X

Toplumsal cinsiyet eşitsizliği nedir, toplumsal cinsiyet eşitliği nasıl desteklenir?

Bugün, 8 Mart Dünya Emekçi Kadınlar Günü. Kadına şiddetin, cinsiyet nedeniyle ötekileştirmenin, cinsiyete dayalı ayrımcılığın, toplumsal cinsiyet eşitsizliği mücadelesini destekleme günü…

Cinsiyete dayalı ayrıştırma ve ayrımcılık aslında hepimizin yakından tanıdığı ve yaşamın her alanında karşılaştığımız, birinci elden deneyimlemesek bile farklı formlarına neredeyse her gün şahit olduğumuz bir durum. Peki, cinsiyet ne demek ve cinsiyete dayalı ayrımcılık neden var? Herhangi bir cinsiyetin ayrımcılığa uğramasının temelinde biyolojik genetik ve fizyolojik özelliklerinin farklı olması mı yer alıyor yoksa cinsiyete dayalı ayrımcılığın suçlusu toplum tarafından cinsiyetlere atanmış roller ve sorumluluklar mı?

Atanmış cinsiyet ve toplumsal cinsiyet kavramları arasındaki ince çizgi

Atanmış cinsiyet olarak da bilinen cinsiyet (sex) kavramı, herhangi bir bireyin doğuştan sahip olduğu fizyolojik, genetik ve biyolojik özellikleri nedeniyle dişi, erkek ya da interseks (cinsiyetler-arası) olarak adlandırılmasını içeriyor. Toplumsal cinsiyetse (gender); atanmış cinsiyeti dişi ve erkek olan bireylere toplum tarafından uygun görülen rolleri, sorumlulukları ve davranışları tanımlıyor. Toplum tarafından cinsiyete atanmış tüm roller, sorumluluklar ve davranışlar kültürden kültüre farklılık gösterebiliyor ve zamanla toplum yapısındaki değişikliklerle birlikte değişim de gösterebiliyor. Toplum tarafından cinsiyete dayalı olarak belirlenen bu roller ve sorumluluklar nedeniyle dişi, erkek ve interseks bireylerin yaşama katılımları da farklılık gösterebiliyor. İşte cinsiyete dayalı ayrımcılık hikayesi de tam olarak bu ayrışma noktasında kendini gösteriyor.

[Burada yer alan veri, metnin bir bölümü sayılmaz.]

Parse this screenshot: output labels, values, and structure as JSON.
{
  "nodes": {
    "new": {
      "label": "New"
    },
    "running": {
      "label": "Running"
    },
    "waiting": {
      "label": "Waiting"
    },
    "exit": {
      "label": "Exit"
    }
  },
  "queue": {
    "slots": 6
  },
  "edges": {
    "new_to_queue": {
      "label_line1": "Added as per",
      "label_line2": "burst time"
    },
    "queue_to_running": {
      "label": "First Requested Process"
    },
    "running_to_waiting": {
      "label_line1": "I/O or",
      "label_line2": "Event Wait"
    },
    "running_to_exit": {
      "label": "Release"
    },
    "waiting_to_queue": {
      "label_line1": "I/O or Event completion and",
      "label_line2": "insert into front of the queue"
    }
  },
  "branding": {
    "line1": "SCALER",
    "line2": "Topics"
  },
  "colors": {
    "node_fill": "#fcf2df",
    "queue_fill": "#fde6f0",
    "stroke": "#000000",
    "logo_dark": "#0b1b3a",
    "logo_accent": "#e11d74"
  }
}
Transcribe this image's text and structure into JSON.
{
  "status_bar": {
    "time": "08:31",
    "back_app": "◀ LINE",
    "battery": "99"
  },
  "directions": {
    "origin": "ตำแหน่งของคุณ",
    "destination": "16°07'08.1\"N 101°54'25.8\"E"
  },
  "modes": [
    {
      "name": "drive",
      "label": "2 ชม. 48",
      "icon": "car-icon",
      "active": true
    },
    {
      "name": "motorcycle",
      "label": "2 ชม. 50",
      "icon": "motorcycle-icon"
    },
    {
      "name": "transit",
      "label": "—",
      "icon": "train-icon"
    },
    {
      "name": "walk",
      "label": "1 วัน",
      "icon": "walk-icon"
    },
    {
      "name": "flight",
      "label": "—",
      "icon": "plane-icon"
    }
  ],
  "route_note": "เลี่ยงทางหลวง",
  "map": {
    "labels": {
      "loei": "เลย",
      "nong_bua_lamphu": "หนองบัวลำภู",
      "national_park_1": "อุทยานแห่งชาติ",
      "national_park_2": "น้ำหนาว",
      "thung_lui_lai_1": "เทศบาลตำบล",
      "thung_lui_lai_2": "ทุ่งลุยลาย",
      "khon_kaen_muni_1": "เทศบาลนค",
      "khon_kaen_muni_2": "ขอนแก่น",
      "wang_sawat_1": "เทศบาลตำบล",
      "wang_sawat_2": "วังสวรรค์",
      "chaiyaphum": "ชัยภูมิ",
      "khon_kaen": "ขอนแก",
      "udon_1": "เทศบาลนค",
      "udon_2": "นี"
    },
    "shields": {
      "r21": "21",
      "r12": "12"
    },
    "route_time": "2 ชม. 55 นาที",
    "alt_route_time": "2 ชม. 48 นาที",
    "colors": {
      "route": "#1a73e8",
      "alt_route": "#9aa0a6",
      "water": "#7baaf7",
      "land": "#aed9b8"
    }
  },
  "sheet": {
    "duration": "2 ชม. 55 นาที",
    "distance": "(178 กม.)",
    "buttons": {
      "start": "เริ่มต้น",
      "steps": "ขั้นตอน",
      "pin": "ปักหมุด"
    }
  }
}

Toplumsal olarak yapılandırılmış ve cinsiyetlere göre ayrıştırılmış toplumsal cinsiyet rolleri ve kalıplar kişilerin kısıtlanmasının, dışlanmasının ve ayrımcılığa maruz kalmasının; dolayısıyla cinsiyete dayalı ötekileştirmenin insan hakları ihlallerine kadar varabilen sonuçlarıyla mücadele etmemizin en temel sebeplerinden biri. Cinsel kimliği nedeniyle iş yaşamında ve toplumsal düzende kendisi için belirlenmiş kalıplara uygun olması beklenen kişiler, bu kalıpların dışında kalan davranışlar ve tutumlar sergilediklerinde otomatik olarak çoğunluk tarafından ötekileştirmeye maruz bırakılıyor.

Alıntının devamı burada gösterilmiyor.